Een anemometer meet de druk en de kracht van de wind. Er zijn verschillende soorten Windmeters: beker of propeller Windmeters elektronisch meten de wind door het tellen van het aantal omwentelingen per minuut; ultrasone of laser Windmeters detecteren licht dat wordt weerspiegeld van lasers uit lucht moleculen; hete draad Windmeters detecteren windsnelheid door temperatuurverschillen tussen draden geplaatst in de wind en weg van de wind. De meest voorkomende is de anemometer cup.
Meting
De anemometer meet in voet per minuut, of FPM. De rotatie is gevoeld door een magnetische of optische sensor die het signaal omgezet in FPM meting.
FPM
Een pijl op het hoofd van de vane geeft de richting van die de luchtstroom door de vaan het verkrijgen van juiste metingen moet reizen. Een gemiddelde meetbereik voor Windmeters is 50 voeten tot 6.000 voet per minuut.
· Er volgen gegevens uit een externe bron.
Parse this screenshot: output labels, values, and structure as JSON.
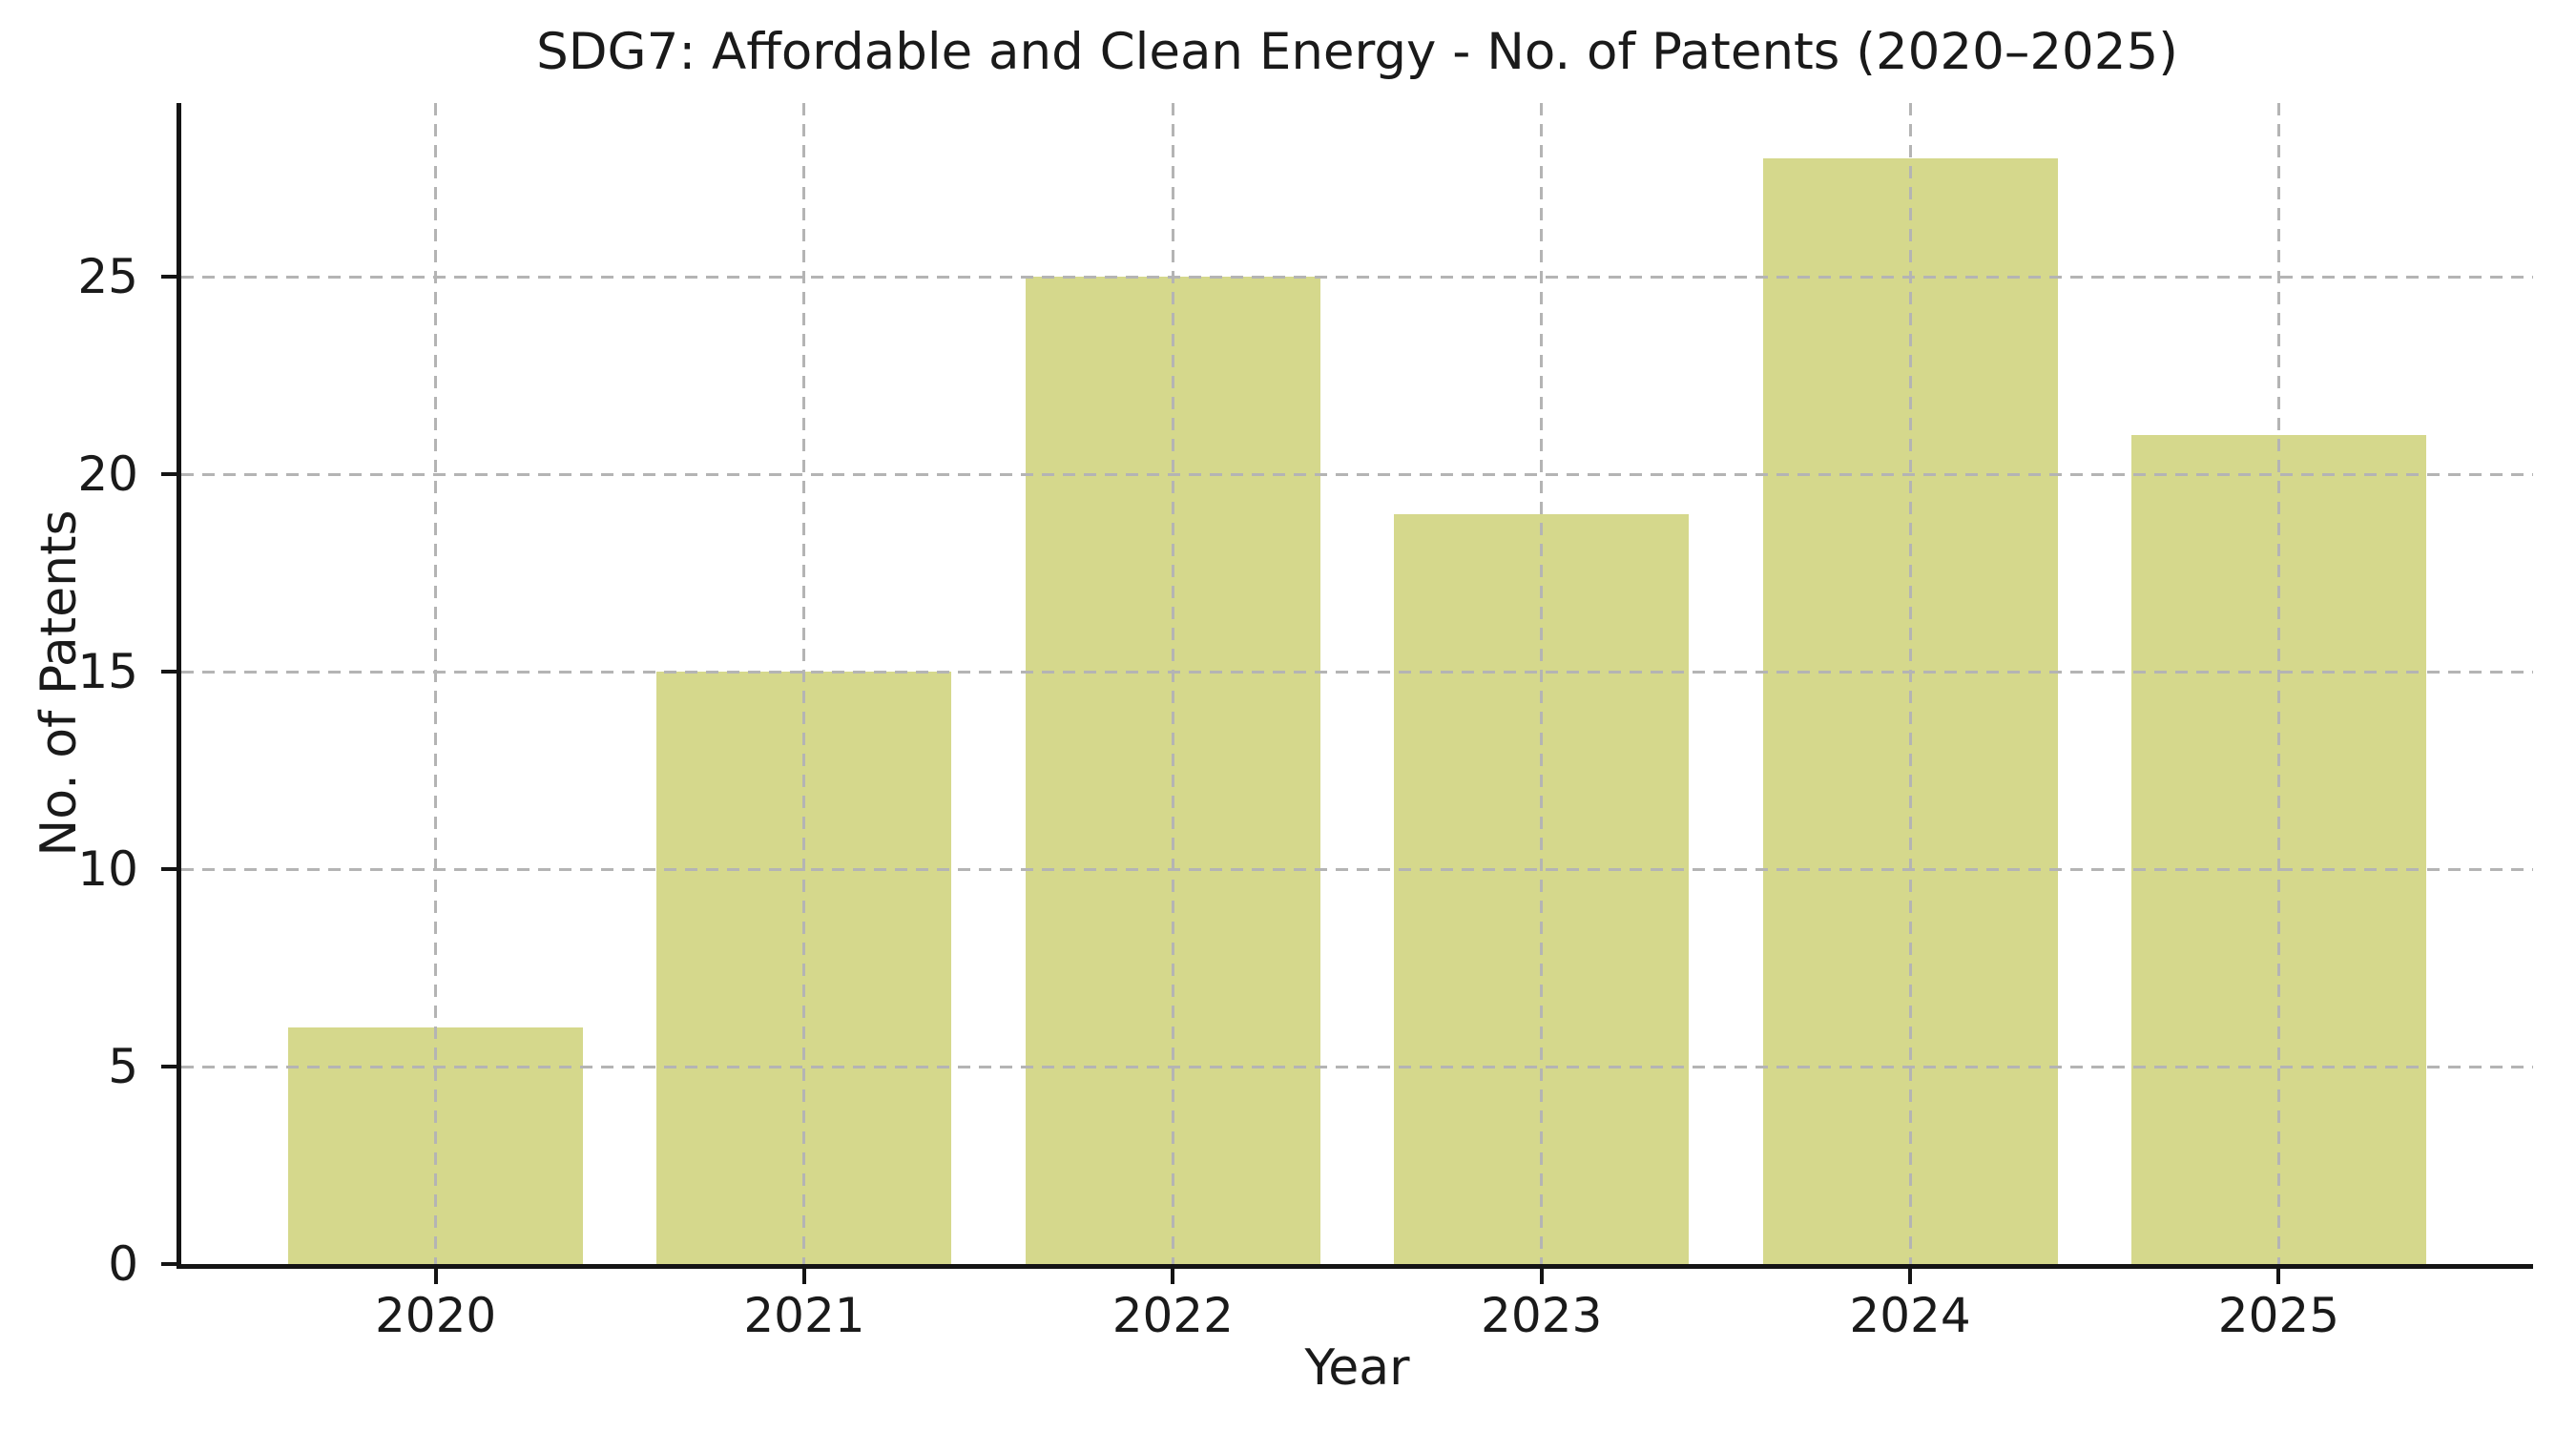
{
  "chart_data": {
    "type": "bar",
    "title": "SDG7: Affordable and Clean Energy - No. of Patents (2020–2025)",
    "xlabel": "Year",
    "ylabel": "No. of Patents",
    "categories": [
      "2020",
      "2021",
      "2022",
      "2023",
      "2024",
      "2025"
    ],
    "series": [
      {
        "name": "No. of Patents",
        "values": [
          6,
          15,
          25,
          19,
          28,
          21
        ]
      }
    ],
    "yticks": [
      0,
      5,
      10,
      15,
      20,
      25
    ],
    "ylim": [
      0,
      29.4
    ],
    "grid": "both-dashed",
    "grid_above_bars": true,
    "legend_position": "none",
    "bar_color": "#d5d88c",
    "grid_color": "#b4b4b4",
    "axis_color": "#141414",
    "text_color": "#1a1a1a",
    "background_color": "#ffffff"
  }
}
Duizend voet per minuut is gelijk aan ongeveer 11 mijl per uur.
Gebruik van Windmeters
Windmeters kunnen worden gebruikt in weerstations, luchthavens, op schepen, booreilanden of voor persoonlijk gebruik. Meeste Windmeters zijn gehecht om te wind Schoepen op te sporen van de windrichting.
Lucht lezingen
Lezingen van de meting van de luchtstroom zijn in werkelijke voeten van lucht, wat betekent dat de meting wordt genomen op de hoogte waar de anemometer is gevestigd. Deze meting resulteert in werkelijke voet per minuut. Windmeters worden geplaatst op daken van huizen of op de top van torens die 20 tot 50 voeten hoog kunnen worden. Hoge waterstand kunnen hogere windsnelheid lezingen geven.
Nauwkeurigheid
Nauwkeurigheid van de lezingen kan worden beïnvloed door de hoek van de vaan en de minimale luchtsnelheid moest draaien de vaan. Factoren die invloed kunnen hebben op de wind bron zijn hoogte, in de buurt van landvormen zoals valleien, bergen en bomen of gebouwen die wind kunnen blokkeren. Windmeters in de buurt van bergen, valleien en canyons kunnen wind stroom hebben verhoogd.